Three Cheers for Children’s “Whistleblowers”

December 6, 2019

“Publicity is justly commended as a remedy for social and industrial diseases.  Sunlight is said to be the best disinfectant,” wrote future Supreme Court Justice Louis Brandeis in 1915, advocating for the concept of transparency as a cure for corruption.  Hidden problems can’t be fixed.  Whether due to malfeasance or ignorance, problems are not always surfaced.  Sometimes, someone needs to pull back the curtains to let the light shine on it.  Or to use a different analogy, someone needs to blow a whistle.

The idea of ferreting out problems and bringing them to light has a long tradition in America, with its legacy of free speech and free press.  The first legislation to protect federal whistleblowers, the False Claims Act, was passed in 1863.  And investigative writers such as Ida Tarbell and Upton Sinclair reveled in their reputation as “muckrakers,” digging up problems ranging from dangerous working conditions to tainted meat to market manipulation by trusts.

As I said, problems are not always due to ill intent – the vast majority are not.  In healthcare, we have moved away from considering errors as a sign of individual incompetence, and seeing them instead as a symptom of a system that is not optimally designed to promote the desired outcomes and prevent the wrong ones.  But in a system as large and complex as a hospital, many problems would go unrecognized by those who can help optimize that system.  Hence the need for “sunlight,” in the form of what we now call Safety Learning Reports (formerly known as incident reports).

We encourage clinicians and all staff to report issues, especially when it’s just a potential issue that never actually causes a problem for a patient – a near miss – that might otherwise be brushed off as “no harm, no foul.”  That allows us to analyze the issues, find the root causes, and make the necessary changes to prevent future problems.  We learn from them.  The issues that are reported in SLRs can take many forms: incorrect medications, equipment malfunction, communication failures, etc.  In order to address issues of equity, we have recently pioneered a new type of SLR, one around issues of dignity and respect.  We always have more to learn.

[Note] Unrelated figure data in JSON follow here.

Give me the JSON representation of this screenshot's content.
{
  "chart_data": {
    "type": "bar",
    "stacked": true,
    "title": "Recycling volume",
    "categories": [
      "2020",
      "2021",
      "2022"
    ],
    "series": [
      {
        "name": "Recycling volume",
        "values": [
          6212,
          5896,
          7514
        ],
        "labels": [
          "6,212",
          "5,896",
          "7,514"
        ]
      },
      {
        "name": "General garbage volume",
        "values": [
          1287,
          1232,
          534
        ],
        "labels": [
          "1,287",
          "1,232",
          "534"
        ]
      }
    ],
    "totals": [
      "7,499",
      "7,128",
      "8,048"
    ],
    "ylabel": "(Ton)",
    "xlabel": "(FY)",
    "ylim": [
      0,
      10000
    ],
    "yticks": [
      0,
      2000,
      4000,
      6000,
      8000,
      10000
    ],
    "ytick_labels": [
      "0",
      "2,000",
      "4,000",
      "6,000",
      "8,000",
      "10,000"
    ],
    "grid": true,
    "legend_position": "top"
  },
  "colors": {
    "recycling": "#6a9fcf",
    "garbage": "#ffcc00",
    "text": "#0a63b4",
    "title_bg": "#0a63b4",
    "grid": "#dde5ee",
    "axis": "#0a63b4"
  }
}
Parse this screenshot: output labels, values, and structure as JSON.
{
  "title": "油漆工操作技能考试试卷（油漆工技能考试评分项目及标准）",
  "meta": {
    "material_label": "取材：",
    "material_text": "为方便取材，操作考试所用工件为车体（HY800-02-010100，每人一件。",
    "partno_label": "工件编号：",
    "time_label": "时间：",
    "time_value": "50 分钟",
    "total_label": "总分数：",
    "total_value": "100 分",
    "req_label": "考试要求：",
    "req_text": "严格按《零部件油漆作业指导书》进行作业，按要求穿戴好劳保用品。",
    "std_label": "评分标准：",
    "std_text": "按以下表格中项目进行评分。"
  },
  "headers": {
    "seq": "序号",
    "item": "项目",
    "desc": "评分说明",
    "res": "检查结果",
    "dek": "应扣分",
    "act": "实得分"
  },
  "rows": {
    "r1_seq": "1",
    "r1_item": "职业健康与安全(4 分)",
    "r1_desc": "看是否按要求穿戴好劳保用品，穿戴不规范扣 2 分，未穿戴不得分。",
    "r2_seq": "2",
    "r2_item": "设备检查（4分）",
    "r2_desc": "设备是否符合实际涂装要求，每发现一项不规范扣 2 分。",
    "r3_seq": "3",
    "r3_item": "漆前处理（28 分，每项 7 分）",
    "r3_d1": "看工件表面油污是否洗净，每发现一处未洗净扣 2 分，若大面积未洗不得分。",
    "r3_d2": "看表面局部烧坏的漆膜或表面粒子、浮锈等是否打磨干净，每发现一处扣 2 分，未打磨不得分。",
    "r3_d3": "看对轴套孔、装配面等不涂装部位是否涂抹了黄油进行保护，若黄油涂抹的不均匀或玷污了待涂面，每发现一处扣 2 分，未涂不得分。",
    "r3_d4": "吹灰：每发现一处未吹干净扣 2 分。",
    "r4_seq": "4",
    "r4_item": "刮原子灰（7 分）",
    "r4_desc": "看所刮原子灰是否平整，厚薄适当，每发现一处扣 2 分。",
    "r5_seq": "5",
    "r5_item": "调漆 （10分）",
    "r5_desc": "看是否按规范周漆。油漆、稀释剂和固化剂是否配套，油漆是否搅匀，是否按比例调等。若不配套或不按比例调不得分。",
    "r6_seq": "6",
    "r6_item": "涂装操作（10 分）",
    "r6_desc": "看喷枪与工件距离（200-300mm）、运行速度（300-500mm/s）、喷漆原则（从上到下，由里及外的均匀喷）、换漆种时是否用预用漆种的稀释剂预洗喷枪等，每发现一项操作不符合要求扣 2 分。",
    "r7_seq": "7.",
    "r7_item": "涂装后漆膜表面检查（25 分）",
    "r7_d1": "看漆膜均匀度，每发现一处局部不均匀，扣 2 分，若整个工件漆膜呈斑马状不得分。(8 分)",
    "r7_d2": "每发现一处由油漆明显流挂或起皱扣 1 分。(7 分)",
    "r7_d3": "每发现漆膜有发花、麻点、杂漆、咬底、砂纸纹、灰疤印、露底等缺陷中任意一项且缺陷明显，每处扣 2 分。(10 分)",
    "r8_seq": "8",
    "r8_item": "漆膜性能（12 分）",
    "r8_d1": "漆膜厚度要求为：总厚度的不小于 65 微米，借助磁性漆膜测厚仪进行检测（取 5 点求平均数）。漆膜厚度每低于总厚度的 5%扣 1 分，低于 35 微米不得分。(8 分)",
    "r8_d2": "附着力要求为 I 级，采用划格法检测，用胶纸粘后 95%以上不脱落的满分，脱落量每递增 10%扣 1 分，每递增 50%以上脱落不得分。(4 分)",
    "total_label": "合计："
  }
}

Knowing about problems is the first step toward improvement.  Yet admitting problems is hard.  Which is why I am so proud of the fact that Children’s Minnesota has over 5000 safety learning reports in 2019, an all-time high.  It’s not that I’m glad we have problems.  I am thrilled that our people are becoming more and more willing to bring them forward.

By one measure, it’s a hard time for whistleblowing.  In New Orleans, a construction worker who raised safety concerns before the fatal collapse in October of the Hard Rock Hotel being built there appears to have been reported to immigration officials in retaliation for his speaking up.  And the response to the whistleblower in the impeachment case shows the courage needed even to reveal problems anonymously.  While healthcare has made great strides in moving from a culture of blame to a culture of safety, I understand the emotions that make speaking up about problems difficult.  This is why while we do not encourage anonymity, we do allow SLRs to be submitted anonymously, something not all health systems embrace.  I am encouraged that only about 10% of all SLR’s are anonymous at Children’s, and that number is decreasing.

So keep those lights shining, keep those whistles blowing.  And kudos to every one of our 5000 whistleblowers – three cheers!